Traditional ED risk factors, such as DM, hypertension, and dyslipidemia, are known predictors of osteoporosis. ED and osteoporosis share similar risk factors; hence, unsurprisingly, an ED diagnosis increases the risk for osteoporosis, according to our results. The relationship between ED and osteoporosis may in part be caused by these comorbidities; however, these comorbidities do not account for the complete relationship between ED and osteoporosis.
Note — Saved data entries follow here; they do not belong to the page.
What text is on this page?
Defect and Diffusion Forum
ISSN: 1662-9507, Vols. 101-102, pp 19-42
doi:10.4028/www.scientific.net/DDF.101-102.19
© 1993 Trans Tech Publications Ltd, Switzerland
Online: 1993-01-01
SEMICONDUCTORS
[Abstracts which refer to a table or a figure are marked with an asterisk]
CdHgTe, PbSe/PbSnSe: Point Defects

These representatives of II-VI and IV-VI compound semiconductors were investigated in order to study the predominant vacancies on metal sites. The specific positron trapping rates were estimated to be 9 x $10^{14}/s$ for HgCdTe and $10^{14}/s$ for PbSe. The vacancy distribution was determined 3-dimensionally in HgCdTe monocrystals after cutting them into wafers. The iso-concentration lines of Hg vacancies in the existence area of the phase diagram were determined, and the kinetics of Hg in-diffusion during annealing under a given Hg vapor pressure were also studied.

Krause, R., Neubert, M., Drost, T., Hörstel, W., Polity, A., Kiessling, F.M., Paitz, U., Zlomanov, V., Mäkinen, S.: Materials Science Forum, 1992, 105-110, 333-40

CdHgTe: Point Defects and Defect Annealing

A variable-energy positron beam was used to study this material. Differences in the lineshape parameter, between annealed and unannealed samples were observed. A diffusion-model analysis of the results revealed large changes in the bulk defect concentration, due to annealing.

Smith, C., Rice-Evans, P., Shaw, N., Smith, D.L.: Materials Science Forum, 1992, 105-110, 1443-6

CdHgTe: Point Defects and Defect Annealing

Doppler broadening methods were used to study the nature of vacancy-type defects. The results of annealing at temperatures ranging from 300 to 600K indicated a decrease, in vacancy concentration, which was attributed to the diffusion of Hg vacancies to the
The strength of our study lies in the use of a large population-based dataset, and our results confirm that ED is associated with an increased risk of osteoporosis. However, several limitations must be considered when interpreting these findings. The diagnoses were based on the ICD-9-CM codes, the accuracy of which depends on the performance of the clinical physicians; hence, verifying data could not be easily achieved. However, diagnostic accuracy was enhanced by limiting the study population to patients who had received medical care on ≥2 separate visits. Besides, medical experts of the BNHI conduct regular scrutinization to ensure the accuracy of diagnostic codes used in the dataset. Physicians are motivated to enter diagnostic codes accurately for that they are subject to large fines for incorrect entries. Furthermore, the NHIRD data have been used for various studies for several years.[14,15,20–25] Second, the NHIRD does not contain detailed information regarding such risk factors as body mass index, exercise capacity, dietary habits, alcohol consumption, and smoking, which potentially compromises our findings.[3,4] Discussion regarding impotence remains a sensitive issue in Taiwan. Patients with ED may not visit a specialist but may seek alternative medicine or receive treatment privately, possibly underestimating the real incidence of ED. In addition, imaging results, environmental exposure, and laboratory data are not documented in the database. Moreover, most inhabitants of Taiwan are of Chinese ethnicity; it is uncertain whether our results can be generalized to other ethnic populations. Finally, statistical significance does not always represent clinical significance. Without knowing detailed individual records of the aforementioned data, population-based studies cannot directly clarify the exact relationship between ED and osteoporosis. Additional clinical trials are necessary to confirm the underlying mechanisms of this relationship.
In conclusion, an increased risk of osteoporosis was observed among patients with ED, particularly among younger males. ED can be considered an early predictor of osteoporosis. Additional studies are required to gather in-depth information and explore the mechanisms underlying these relationships. Physicians should be aware of this relationship for early identifying such groups of patients. Because of the easy and noninvasive evaluation of osteoporosis, patients with ED should be examined for bone mineral density, and men with osteoporosis should be evaluated for ED.